De repente las palabras son cortas. No construyen, se pierden. Su propósito, paradójicamente, es transformado en despropósito cuando el fin o el destino es irremediable, incomprensible. Pueden ser tan perdidas e inútiles, que incluso antes de pronunciarse o escribirse se conoce su suerte: el vacío que nunca se llena. Pueden también ser irrelevantes y conllevar fracaso. O bien, ser todo lo anterior: la suma de la inutilidad. Construir sobre las causas que orillan a los jóvenes a suicidarse es una de esas situaciones limítrofes. Las palabras, en esa circunstancia, son como voces que se ahogan en la nada. Carecen de alma. Ni hay destinataro, ni existe el consuelo, ni hay solución posible; incluso las letras que conforman la reflexión y el apoyo se duelen a sí mismas.
Los jóvenes que se suicidan estrangulan. Porque el acto pregunta infinitamente y nos encajona. Porque los suicidios ocurren en el mare mágnum de la vida contemporánea. La molécula y el espacio han sido conquistados y el ser humano reinventado. Poco nos queda por descubrir. El fin último, el leitmotiv, de los laboratorios primermundistas será pronto suprimir la muerte. Queda, sin embargo, entre otras, una cuestión y un gran hueco ajeno a la tecnología de fin de siglo: ¿qué nos dicen, qué nos preguntan los jóvenes que optan por quitarse la vida? No hay duda que es más fácil desarmar el universo y clonar al ser humano que penetrar el alma.
El suicidio del jóven no es el del viejo. No es lo mismo optar por la muerte caminada la vida, cuando se sabe que el pasado fue mejor que el futuro, que renunciar a ella, en épocas de propósitos, de metas, de rebeldía. Hay ancianos que consideran que la muerte o el suicidio es cura para sus males, o incluso, respuesta a su pasado. Así lo dicen o escriben al despedirse. Y con su acto resumen su deseo, su historia. Es por eso que los suicidios de los viejos obliteran el espacio para las sorpresas. Cuando Virginia Woolf encontró la muerte en las aguas del río Ouse, su edad --59 años-- no era la de una vieja, pero en cambio, las marcas que el tiempo había acumulado en su alma, la habían alejado de la vida. La suma de algunos transtornos mentales recurrentes la empujaron a solucionar su existencia. Su muerte, leída a través de las enfermedades que destrozan, se entiende. Pero, ¿qué decir de los jóvenes?

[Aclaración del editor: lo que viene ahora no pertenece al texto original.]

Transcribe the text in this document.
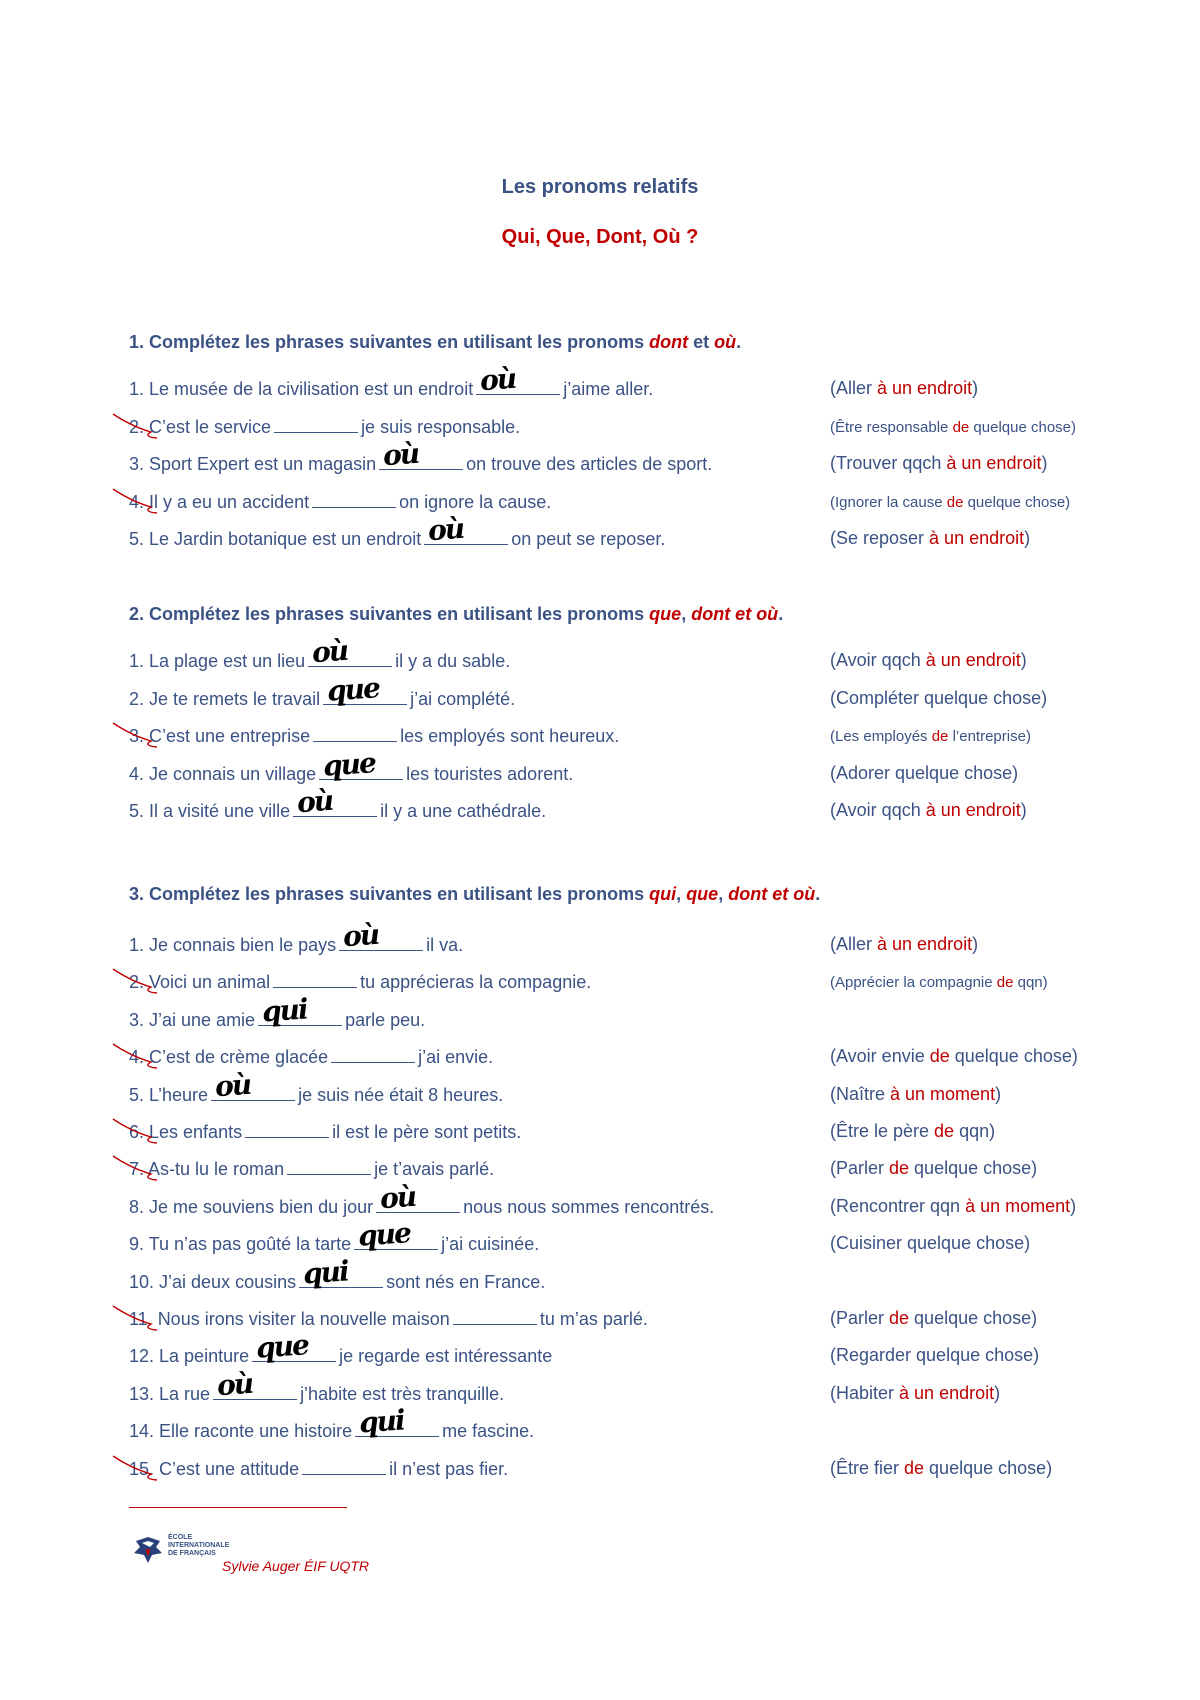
Les pronoms relatifs
Qui, Que, Dont, Où ?
1. Complétez les phrases suivantes en utilisant les pronoms dont et où.
1. Le musée de la civilisation est un endroit où	j’aime aller.	(Aller à un endroit)
2. C’est le service	je suis responsable.	(Être responsable de quelque chose)
3. Sport Expert est un magasin où	on trouve des articles de sport.	(Trouver qqch à un endroit)
4. Il y a eu un accident	on ignore la cause.	(Ignorer la cause de quelque chose)
5. Le Jardin botanique est un endroit où	on peut se reposer.	(Se reposer à un endroit)
2. Complétez les phrases suivantes en utilisant les pronoms que, dont et où.
1. La plage est un lieu où	il y a du sable.	(Avoir qqch à un endroit)
2. Je te remets le travail que j’ai complété.	(Compléter quelque chose)
3. C’est une entreprise	les employés sont heureux.	(Les employés de l’entreprise)
4. Je connais un village que les touristes adorent.	(Adorer quelque chose)
5. Il a visité une ville où	il y a une cathédrale.	(Avoir qqch à un endroit)
3. Complétez les phrases suivantes en utilisant les pronoms qui, que, dont et où.
1. Je connais bien le pays où	il va.	(Aller à un endroit)
2. Voici un animal	tu apprécieras la compagnie.	(Apprécier la compagnie de qqn)
3. J’ai une amie qui parle peu.
4. C’est de crème glacée	j’ai envie.	(Avoir envie de quelque chose)
5. L’heure où	je suis née était 8 heures.	(Naître à un moment)
6. Les enfants	il est le père sont petits.	(Être le père de qqn)
7. As-tu lu le roman	je t’avais parlé.	(Parler de quelque chose)
8. Je me souviens bien du jour où	nous nous sommes rencontrés.	(Rencontrer qqn à un moment)
9. Tu n’as pas goûté la tarte que j’ai cuisinée.	(Cuisiner quelque chose)
10. J’ai deux cousins qui sont nés en France.
11. Nous irons visiter la nouvelle maison	tu m’as parlé.	(Parler de quelque chose)
12. La peinture que je regarde est intéressante	(Regarder quelque chose)
13. La rue où	j’habite est très tranquille.	(Habiter à un endroit)
14. Elle raconte une histoire qui me fascine.
15. C’est une attitude	il n’est pas fier.	(Être fier de quelque chose)
ÉCOLE
INTERNATIONALE
DE FRANÇAIS
Sylvie Auger ÉIF UQTR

De acuerdo a estudios reciente efectuados en Estados Unidos, la tasa de suicidios se ha incrementado. Mientras que en 1950 la frecuencia era de 2.7 por 100 mil habitantes, en 1980 era de 8.5. En esta década, se considera que es la tercera causa de muerte en individuos entre 15 y 24 años. Se sabe también que en la gran mayoría de los casos --no hay datos exactos-- el procedimiento fracasa. En cambio, entre el 0.1 por ciento y el 10 por ciento encontrará el fin en intentos futuros. El denominador común en estas historias es la sensación de soledad, de desamparo. Otros factores que se han identificado son drogadicción, historia familiar de suicidios, y, en el 90 por ciento de los casos antecedentes de alteraciones psiquiátricas. Es común que antes de intentarlo, los jóvenes se obsesionen con el tema de la muerte, hablen del suicidio, regalen sus pertenencias y muestren datos de depresión. A pesar de la inmensa complejidad para prevenir el suicidio, los factores anteriores deben servir como señales de alerta.
La frecuencia creciente de muertes voluntarias en jóvenes es razón suficiente para repasar nuestra condición. Inmersos en los avances de la tecnología corren en forma paralela las guerras, el hambre y la soledad. El suicidio de un adolescente resume muchos de los desencuentros anteriores y es un dato inequívoco de escepticismo. El colofón podría decir así: los jóvenes suicidas escogen esa vía para curar su mal, sus padeceres, para denunciar la creciente distancia humano-humano. Y la síntesis de esos actos debería adentrarnos al interior del ser para luego repensar los vínculos entre desesperanza y escepticismo. E. M. Cioran, constructor de la vaciedad, tenía razón cuando al hablar de la soledad y el dolor del ser humano afirmaba que ``...si tuviésemos una memoria milagrosamente actual que guardara la totalidad de nuestras penas pasadas, sucumbiríamos bajo tal carga. La vida es posible por las deficiencias de nuestra imaginación y de nuestra memoria''.